Is this a bug or am i doing something wrong?
I am looking at your query and at first glance I did not notice anything wrong, however. why are you using a full join? it seems that the data comes from the same source right?
so it is safe to assume that if there is a value max and avg exists, so just use the simpler version of join:
//import "join"
avg = from(bucket: "x")
|> range(start: v.timeRangeStart, stop: v.timeRangeStop)
|> filter(fn: (r) => r["_measurement"] == "abc")
|> filter(fn: (r) => r["_field"] == "power")
|> filter(fn: (r) => r["device_name"] == "xyz")
|> aggregateWindow(every: 1h, fn:mean, createEmpty: false)
max = from(bucket: "x")
|> range(start: v.timeRangeStart, stop: v.timeRangeStop)
|> filter(fn: (r) => r["_measurement"] == "abc")
|> filter(fn: (r) => r["_field"] == "power")
|> filter(fn: (r) => r["device_name"] == "xyz")
|> aggregateWindow(every: 1h, fn:max, createEmpty: false)
joinedData =
join(tables: {key1: avg, key2: max}, on: ["_time", "_field"], method: "inner")

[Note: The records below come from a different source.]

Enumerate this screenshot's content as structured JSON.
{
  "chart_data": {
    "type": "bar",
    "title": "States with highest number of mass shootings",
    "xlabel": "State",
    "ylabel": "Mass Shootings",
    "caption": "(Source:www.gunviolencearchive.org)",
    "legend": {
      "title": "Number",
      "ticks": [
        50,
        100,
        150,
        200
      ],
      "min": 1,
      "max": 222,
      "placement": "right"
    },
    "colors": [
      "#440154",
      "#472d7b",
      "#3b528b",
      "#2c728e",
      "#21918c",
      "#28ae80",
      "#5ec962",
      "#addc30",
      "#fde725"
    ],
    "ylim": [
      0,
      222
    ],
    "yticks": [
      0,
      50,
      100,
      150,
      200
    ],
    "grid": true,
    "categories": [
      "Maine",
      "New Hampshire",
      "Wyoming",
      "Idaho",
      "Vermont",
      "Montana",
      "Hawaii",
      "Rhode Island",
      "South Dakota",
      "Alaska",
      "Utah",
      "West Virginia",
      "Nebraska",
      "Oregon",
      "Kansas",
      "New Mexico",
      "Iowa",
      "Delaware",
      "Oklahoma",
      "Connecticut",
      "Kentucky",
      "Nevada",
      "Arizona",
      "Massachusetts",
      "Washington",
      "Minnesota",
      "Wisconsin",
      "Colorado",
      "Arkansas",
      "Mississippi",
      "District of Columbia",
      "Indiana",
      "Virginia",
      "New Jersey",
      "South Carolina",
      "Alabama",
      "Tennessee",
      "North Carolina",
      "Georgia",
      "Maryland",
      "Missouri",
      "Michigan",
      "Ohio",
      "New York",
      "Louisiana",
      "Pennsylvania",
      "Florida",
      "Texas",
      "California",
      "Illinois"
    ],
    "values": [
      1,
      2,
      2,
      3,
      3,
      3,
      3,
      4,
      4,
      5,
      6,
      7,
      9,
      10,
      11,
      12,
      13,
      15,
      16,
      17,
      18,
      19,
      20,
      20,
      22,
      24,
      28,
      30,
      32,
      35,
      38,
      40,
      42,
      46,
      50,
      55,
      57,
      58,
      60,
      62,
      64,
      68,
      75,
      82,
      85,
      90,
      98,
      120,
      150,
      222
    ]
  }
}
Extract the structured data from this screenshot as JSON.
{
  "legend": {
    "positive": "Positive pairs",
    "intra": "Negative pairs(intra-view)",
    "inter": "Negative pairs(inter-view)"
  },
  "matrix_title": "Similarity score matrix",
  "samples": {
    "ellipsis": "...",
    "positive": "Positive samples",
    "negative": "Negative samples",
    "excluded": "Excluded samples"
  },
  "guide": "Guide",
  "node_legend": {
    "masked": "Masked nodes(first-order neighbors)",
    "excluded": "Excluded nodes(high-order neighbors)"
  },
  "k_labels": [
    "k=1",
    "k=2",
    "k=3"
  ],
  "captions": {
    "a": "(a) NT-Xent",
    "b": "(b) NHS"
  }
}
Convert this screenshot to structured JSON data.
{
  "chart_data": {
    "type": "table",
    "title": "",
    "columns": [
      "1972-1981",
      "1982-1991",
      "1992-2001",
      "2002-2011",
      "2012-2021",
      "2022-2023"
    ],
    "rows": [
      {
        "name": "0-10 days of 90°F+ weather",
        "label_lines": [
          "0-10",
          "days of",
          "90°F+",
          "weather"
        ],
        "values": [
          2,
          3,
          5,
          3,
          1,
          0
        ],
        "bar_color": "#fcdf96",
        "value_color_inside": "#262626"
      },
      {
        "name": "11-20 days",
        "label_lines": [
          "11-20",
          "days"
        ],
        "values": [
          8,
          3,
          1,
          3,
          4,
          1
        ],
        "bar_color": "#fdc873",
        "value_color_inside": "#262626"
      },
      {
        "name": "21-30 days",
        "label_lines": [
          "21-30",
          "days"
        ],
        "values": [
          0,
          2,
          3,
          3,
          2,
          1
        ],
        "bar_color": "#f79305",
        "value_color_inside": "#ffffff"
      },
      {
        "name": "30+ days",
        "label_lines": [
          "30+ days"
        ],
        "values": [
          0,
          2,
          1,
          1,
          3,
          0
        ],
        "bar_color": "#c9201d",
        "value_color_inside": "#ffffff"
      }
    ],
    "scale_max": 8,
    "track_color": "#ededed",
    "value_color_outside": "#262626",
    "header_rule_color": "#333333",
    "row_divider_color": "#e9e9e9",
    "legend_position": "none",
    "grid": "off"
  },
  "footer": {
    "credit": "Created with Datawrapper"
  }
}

|> yield(name: "custom-name")
or join by time:
import "join"
left = from(bucket: "example-bucket-1") |> //...
right = from(bucket: "example-bucket-2") |> //...
join.time(
left: left,
right: right,
as: (l, r) => ({l with field1: l._value, field2: r._value_}),
)
!!! I think I know what is going on!!!
mean and last aggregate functions create a “group column” in the metadata, join() package requires both streams have the same grouping:
adding |> group()
at the end of each table to remove all grouping (if you dont have more values with the same tag), or create a new group by tag for example:
|> group(columns: [ "device_name"], mode:"by")
I bet you this will work if you paste it as it is.
import "join"
avg = from(bucket: "x")
|> range(start: v.timeRangeStart, stop: v.timeRangeStop)
|> filter(fn: (r) => r["_measurement"] == "abc")
|> filter(fn: (r) => r["_field"] == "power")
|> filter(fn: (r) => r["device_name"] == "xyz")
|> aggregateWindow(every: 1h, fn:mean, createEmpty: false)
|> group(columns: ["device_name"], mode:"by")
max = from(bucket: "x")
|> range(start: v.timeRangeStart, stop: v.timeRangeStop)
|> filter(fn: (r) => r["_measurement"] == "abc")
|> filter(fn: (r) => r["_field"] == "power")
|> filter(fn: (r) => r["device_name"] == "xyz")
|> aggregateWindow(every: 1h, fn:max, createEmpty: false)
|> group(columns: ["device_name"], mode:"by")
joinedData=
join.time(
left: avg ,
right: max ,
as: (l, r) => ({l with field1: l._value, field2: r._value}),
)
|> yield(name: "joinedData")
1 Like
It worked immediately! Thank you very much!
I used the full join because I copied and pasted the query from another one and simply forgot to change it / consider a better approach. Thank you for pointing that out!